His face contorted as he said this, his words now punctuated by heavy sobs. I stroked his hair. ‘I know,’ I said softly. ‘I know, Justin. I know …’

We sat for some moments, then, without speaking further. But just as there’s a lull in the eye of a storm, I suspected there might be more. And there was.

 

 

The house smelled like it normally did, on that chilly November morning. Smelled of that familiar mix of urine and cigarettes. The heavy curtains were drawn completely across the dirty front-room windows and the sofa had been pushed back to make more room on the floor. And there, amid the sea of squashed beer cans, overflowing ashtrays, the filthy coffee table, all the sweet wrappers, lay Justin’s mother, spark out and barely conscious, on the sheepskin rug in front of the electric fire.

‘Suck it!’ barked the man who had Justin’s head clamped firmly between his hands. ‘Suck it, you little bastard!’ He pushed hard, frighteningly hard, against the little boy’s head, squashing his terrified face into his groin.

Justin was gagging and wriggling, and desperately trying to catch sight of his mother. He couldn’t understand why she wasn’t helping him. Why was she letting this man do this to him?

‘You better make him do it right,’ the man was growling, ‘you fucking bitch. Or you can kiss goodbye to your fucking gear, believe me.’

He punched Justin in the back, then, causing him to struggle even harder. And now, at last, his mother became animated. Rising unsteadily to her knees, she shuffled across the cord carpet to kneel down beside them. ‘Come on, baby,’ she whispered in his ear. ‘Be good for Uncle Phil now. C’mon, babe. You know mummy needs her medicine.’

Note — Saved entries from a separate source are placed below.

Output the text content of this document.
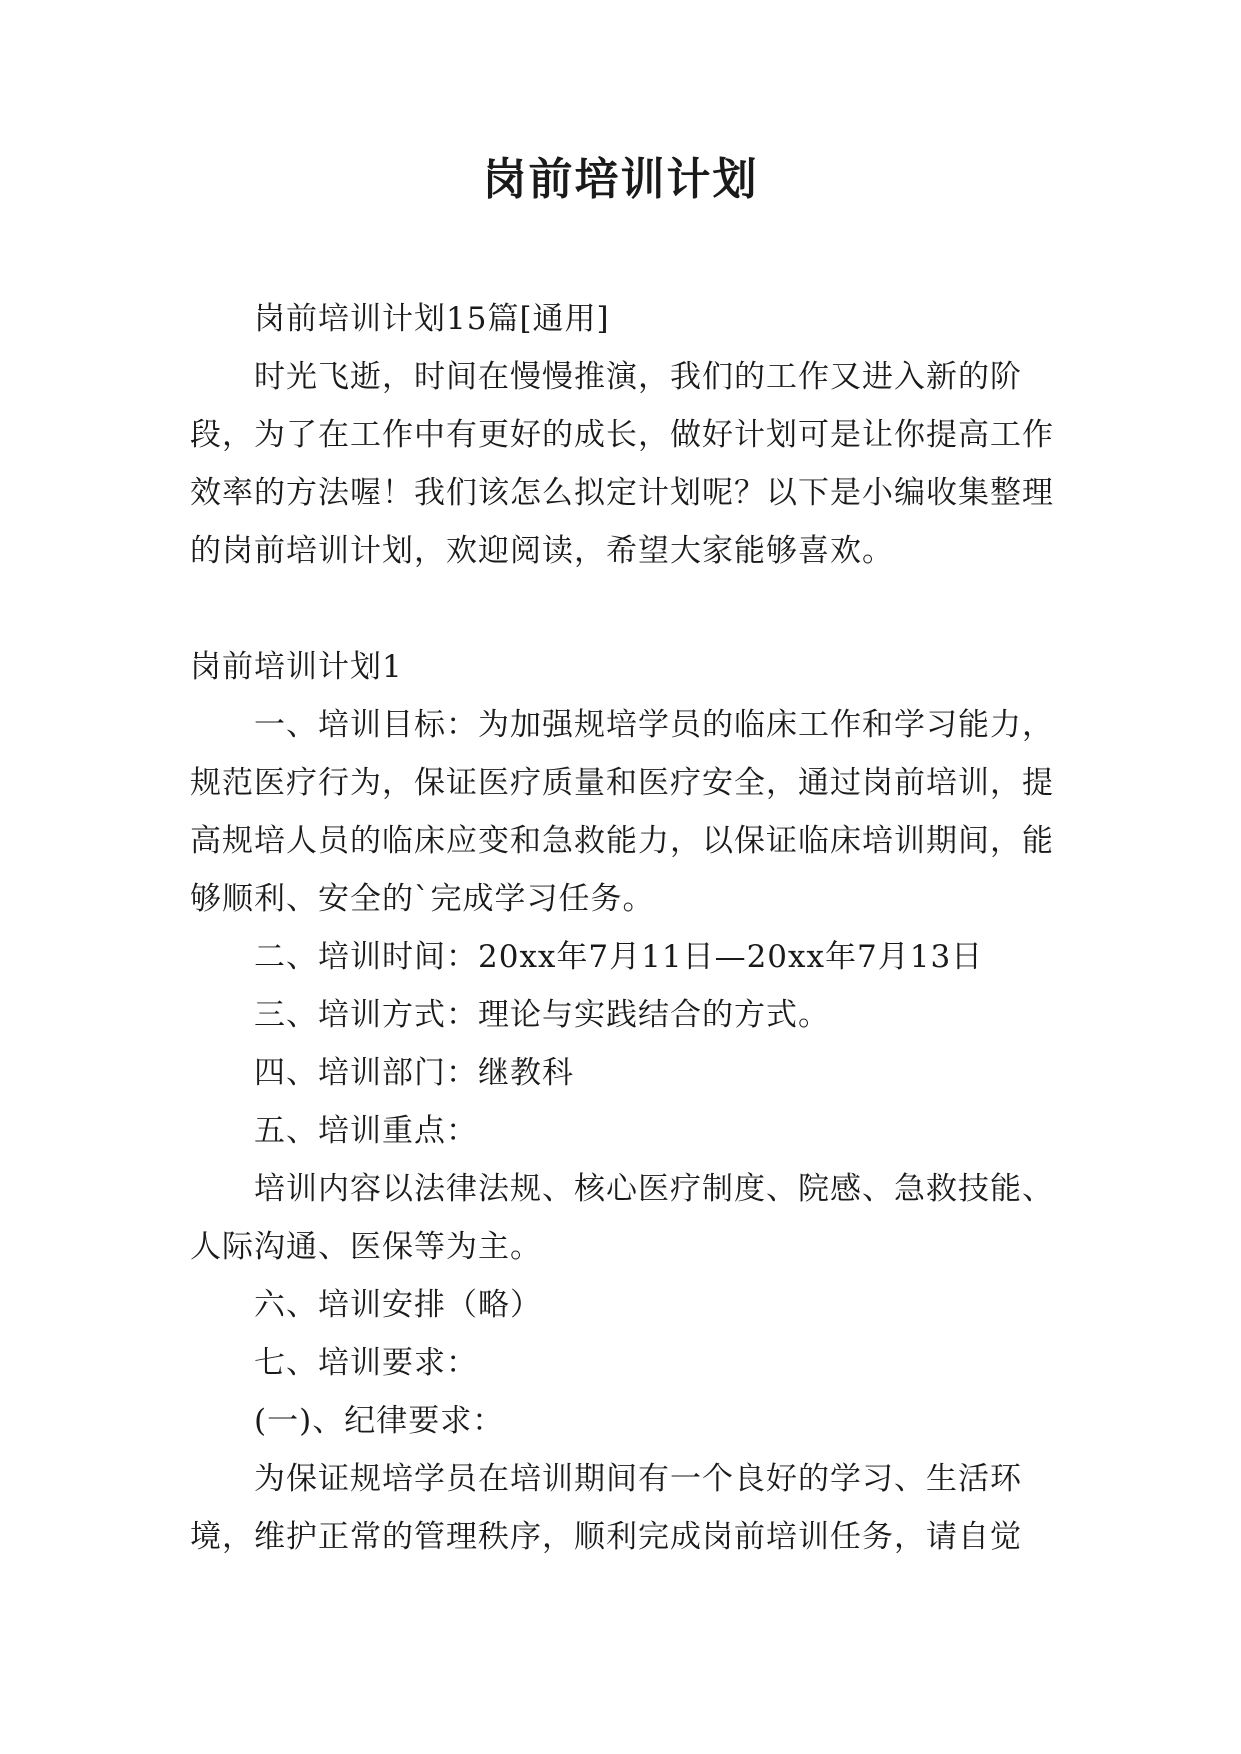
岗前培训计划

岗前培训计划15篇[通用]

时光飞逝，时间在慢慢推演，我们的工作又进入新的阶段，为了在工作中有更好的成长，做好计划可是让你提高工作效率的方法喔！我们该怎么拟定计划呢？以下是小编收集整理的岗前培训计划，欢迎阅读，希望大家能够喜欢。

岗前培训计划1

一、培训目标：为加强规培学员的临床工作和学习能力，规范医疗行为，保证医疗质量和医疗安全，通过岗前培训，提高规培人员的临床应变和急救能力，以保证临床培训期间，能够顺利、安全的`完成学习任务。

二、培训时间：20xx年7月11日—20xx年7月13日

三、培训方式：理论与实践结合的方式。

四、培训部门：继教科

五、培训重点：

培训内容以法律法规、核心医疗制度、院感、急救技能、人际沟通、医保等为主。

六、培训安排（略）

七、培训要求：

(一)、纪律要求：

为保证规培学员在培训期间有一个良好的学习、生活环境，维护正常的管理秩序，顺利完成岗前培训任务，请自觉
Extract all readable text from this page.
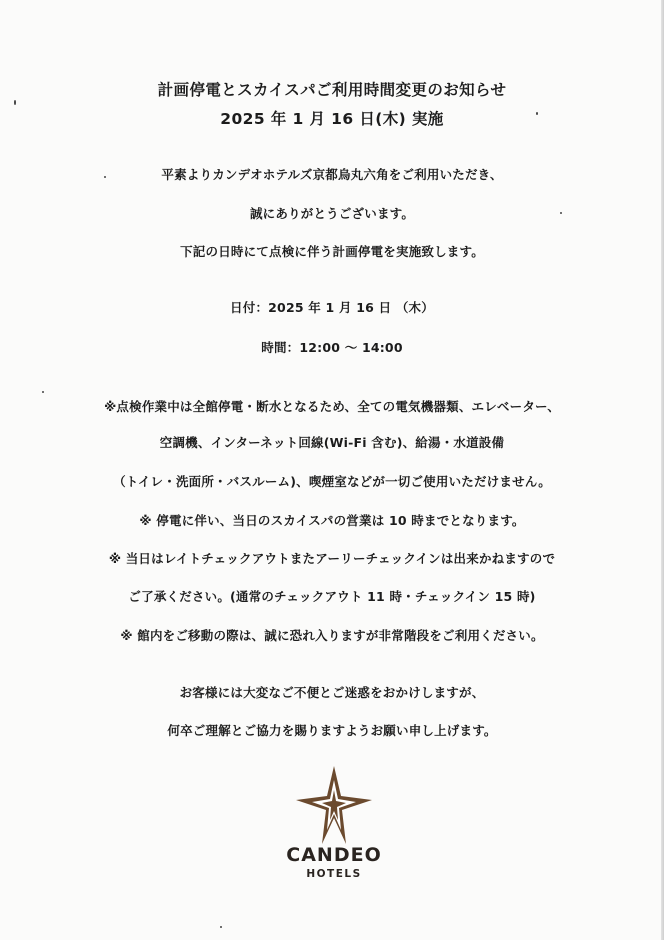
計画停電とスカイスパご利用時間変更のお知らせ
2025 年 1 月 16 日(木) 実施
平素よりカンデオホテルズ京都烏丸六角をご利用いただき、
誠にありがとうございます。
下記の日時にて点検に伴う計画停電を実施致します。
日付：2025 年 1 月 16 日 （木）
時間：12:00 ～ 14:00
※点検作業中は全館停電・断水となるため、全ての電気機器類、エレベーター、
空調機、インターネット回線(Wi-Fi 含む)、給湯・水道設備
（トイレ・洗面所・バスルーム)、喫煙室などが一切ご使用いただけません。
※ 停電に伴い、当日のスカイスパの営業は 10 時までとなります。
※ 当日はレイトチェックアウトまたアーリーチェックインは出来かねますので
ご了承ください。(通常のチェックアウト 11 時・チェックイン 15 時)
※ 館内をご移動の際は、誠に恐れ入りますが非常階段をご利用ください。
お客様には大変なご不便とご迷惑をおかけしますが、
何卒ご理解とご協力を賜りますようお願い申し上げます。
CANDEO
HOTELS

It wasn’t the first time. He didn’t think it would be the last time. But what could he do except what his mum was asking? So he squeezed his eyes tight shut and thought about Father Christmas – thought hard about what he might bring him if he was a good boy. And about how important it was that mummy got her medicine. And he wanted her to have it. He really, really wanted her to have it. If she had her medicine she’d soon be all happy again, and might even want a cuddle on the sofa. So he just got on with it, praying that it might soon be over, and concentrating really hard on not being sick – he knew that would make Uncle Phil really angry.

And then, suddenly it was done, and the man pushed him away, and he could scramble at last towards the arms of his mother, trying to wipe the salty liquid from his mouth as he did so. But she was out of the door already, gone to get some tin foil, he guessed, for the man to put her medicine into.

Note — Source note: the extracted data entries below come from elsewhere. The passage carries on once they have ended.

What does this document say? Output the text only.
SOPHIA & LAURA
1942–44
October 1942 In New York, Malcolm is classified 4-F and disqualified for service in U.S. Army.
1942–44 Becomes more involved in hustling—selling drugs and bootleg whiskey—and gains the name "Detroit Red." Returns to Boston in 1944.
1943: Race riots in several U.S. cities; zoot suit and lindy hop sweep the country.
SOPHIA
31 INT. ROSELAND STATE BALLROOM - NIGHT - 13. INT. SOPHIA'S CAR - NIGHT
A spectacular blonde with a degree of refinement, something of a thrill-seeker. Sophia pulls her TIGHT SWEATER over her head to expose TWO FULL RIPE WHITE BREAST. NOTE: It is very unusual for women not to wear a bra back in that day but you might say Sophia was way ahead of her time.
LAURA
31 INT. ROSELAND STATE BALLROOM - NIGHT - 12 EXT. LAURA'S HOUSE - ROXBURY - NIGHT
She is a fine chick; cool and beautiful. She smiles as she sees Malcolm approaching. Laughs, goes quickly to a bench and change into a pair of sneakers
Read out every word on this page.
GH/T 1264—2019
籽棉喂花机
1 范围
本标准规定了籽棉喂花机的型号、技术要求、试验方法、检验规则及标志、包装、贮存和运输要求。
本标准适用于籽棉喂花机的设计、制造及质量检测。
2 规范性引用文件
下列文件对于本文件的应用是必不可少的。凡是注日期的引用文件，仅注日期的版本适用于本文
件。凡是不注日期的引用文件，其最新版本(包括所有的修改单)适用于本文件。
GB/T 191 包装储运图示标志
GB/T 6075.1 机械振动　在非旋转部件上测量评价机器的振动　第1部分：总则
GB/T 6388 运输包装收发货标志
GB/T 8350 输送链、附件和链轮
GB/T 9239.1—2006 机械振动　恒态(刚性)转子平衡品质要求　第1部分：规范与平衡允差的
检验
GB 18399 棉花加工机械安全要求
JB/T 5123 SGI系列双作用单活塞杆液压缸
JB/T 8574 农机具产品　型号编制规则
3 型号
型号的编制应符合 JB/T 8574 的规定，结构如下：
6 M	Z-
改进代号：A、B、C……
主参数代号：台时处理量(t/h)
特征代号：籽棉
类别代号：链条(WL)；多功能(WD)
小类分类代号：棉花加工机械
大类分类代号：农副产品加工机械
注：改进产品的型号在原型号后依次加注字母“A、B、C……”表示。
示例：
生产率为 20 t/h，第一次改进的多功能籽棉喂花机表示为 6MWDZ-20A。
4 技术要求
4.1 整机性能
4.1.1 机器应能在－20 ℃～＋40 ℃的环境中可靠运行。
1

Justin didn’t mind now. It was over and he could wait. In fact he waited very patiently, curled into the corner of the sofa, chilly in just his underpants. Because he knew, as he watched them hold the lighter flame underneath the tin foil, that soon – as soon as they’d sucked up all the smoke through her broken pens – she’d become different, and happy, and maybe his again.

Sure enough, she soon flopped down beside him, smiling dreamily. But there was no time for cuddles. She had other ideas.

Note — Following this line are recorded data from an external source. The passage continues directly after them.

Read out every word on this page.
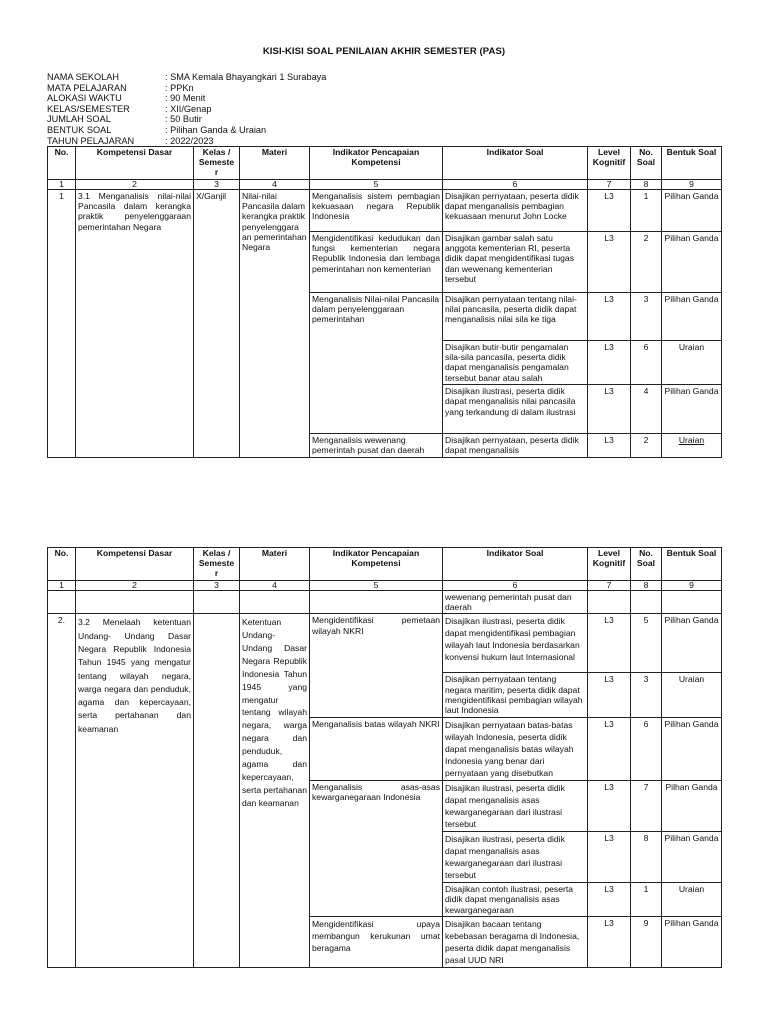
KISI-KISI SOAL PENILAIAN AKHIR SEMESTER (PAS)
NAMA SEKOLAH	: SMA Kemala Bhayangkari 1 Surabaya
MATA PELAJARAN	: PPKn
ALOKASI WAKTU	: 90 Menit
KELAS/SEMESTER	: XII/Genap
JUMLAH SOAL	: 50 Butir
BENTUK SOAL	: Pilihan Ganda & Uraian
TAHUN PELAJARAN	: 2022/2023
No.	Kompetensi Dasar	Kelas / Semeste r	Materi	Indikator Pencapaian Kompetensi	Indikator Soal	Level Kognitif	No. Soal	Bentuk Soal
1	2	3	4	5	6	7	8	9
1	3.1 Menganalisis nilai-nilai Pancasila dalam kerangka praktik penyelenggaraan pemerintahan Negara	X/Ganjil	Nilai-nilai Pancasila dalam kerangka praktik penyelenggara an pemerintahan Negara	Menganalisis sistem pembagian kekuasaan negara Republik Indonesia	Disajikan pernyataan, peserta didik dapat menganalisis pembagian kekuasaan menurut John Locke	L3	1	Pilihan Ganda
				Mengidentifikasi kedudukan dan fungsi kementerian negara Republik Indonesia dan lembaga pemerintahan non kementerian	Disajikan gambar salah satu anggota kementerian RI, peserta didik dapat mengidentifikasi tugas dan wewenang kementerian tersebut	L3	2	Pilihan Ganda
				Menganalisis Nilai-nilai Pancasila dalam penyelenggaraan pemerintahan	Disajikan pernyataan tentang nilai-nilai pancasila, peserta didik dapat menganalisis nilai sila ke tiga	L3	3	Pilihan Ganda
					Disajikan butir-butir pengamalan sila-sila pancasila, peserta didik dapat menganalisis pengamalan tersebut banar atau salah	L3	6	Uraian
					Disajikan ilustrasi, peserta didik dapat menganalisis nilai pancasila yang terkandung di dalam ilustrasi	L3	4	Pilihan Ganda
				Menganalisis wewenang pemerintah pusat dan daerah	Disajikan pernyataan, peserta didik dapat menganalisis	L3	2	Uraian
No.	Kompetensi Dasar	Kelas / Semeste r	Materi	Indikator Pencapaian Kompetensi	Indikator Soal	Level Kognitif	No. Soal	Bentuk Soal
1	2	3	4	5	6	7	8	9
					wewenang pemerintah pusat dan daerah			
2.	3.2 Menelaah ketentuan Undang- Undang Dasar Negara Republik Indonesia Tahun 1945 yang mengatur tentang wilayah negara, warga negara dan penduduk, agama dan kepercayaan, serta pertahanan dan keamanan		Ketentuan Undang- Undang Dasar Negara Republik Indonesia Tahun 1945 yang mengatur tentang wilayah negara, warga negara dan penduduk, agama dan kepercayaan, serta pertahanan dan keamanan	Mengidentifikasi pemetaan wilayah NKRI	Disajikan ilustrasi, peserta didik dapat mengidentifikasi pembagian wilayah laut Indonesia berdasarkan konvensi hukum laut Internasional	L3	5	Pilihan Ganda
					Disajikan pernyataan tentang negara maritim, peserta didik dapat mengidentifikasi pembagian wilayah laut Indonesia	L3	3	Uraian
				Menganalisis batas wilayah NKRI	Disajikan pernyataan batas-batas wilayah Indonesia, peserta didik dapat menganalisis batas wilayah Indonesia yang benar dari pernyataan yang disebutkan	L3	6	Pilihan Ganda
				Menganalisis asas-asas kewarganegaraan Indonesia	Disajikan ilustrasi, peserta didik dapat menganalisis asas kewarganegaraan dari ilustrasi tersebut	L3	7	Pilhan Ganda
					Disajikan ilustrasi, peserta didik dapat menganalisis asas kewarganegaraan dari ilustrasi tersebut	L3	8	Pilihan Ganda
					Disajikan contoh ilustrasi, peserta didik dapat menganalisis asas kewarganegaraan	L3	1	Uraian
				Mengidentifikasi upaya membangun kerukunan umat beragama	Disajikan bacaan tentang kebebasan beragama di Indonesia, peserta didik dapat menganalisis pasal UUD NRI	L3	9	Pilihan Ganda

‘C’mon, babe,’ she murmured at him. ‘Be a good boy, babe. Go and get dressed now. It’s time to go to school.’

He tried to argue – he wanted to stay and stroke her mass of bouncy black curls for a bit – but Uncle Phil roughly cupped his face in his big smelly hand and said, ‘Do as you’re told. It’s school time!’ So there was nothing else for it. He’d have to do as he was told.

His uniform was crumpled on the floor in the kitchen, exactly where he’d left it yesterday. And, just like yesterday, there was nothing there to eat. There was ketchup and there were Oxos and there was an inch or two of brown sauce, but nothing you could eat for breakfast. No proper food. He eventually found a single ginger biscuit, so he stuffed that in his mouth, and listened, as he dressed, to Uncle Phil shouting at Dylan, his mum’s dog. His mum, he thought, would probably be asleep now anyway.

He tiptoed upstairs. His brothers were sleeping too. And if they were asleep they weren’t going to ask for food or wail at him. Satisfied, he quietly left the house.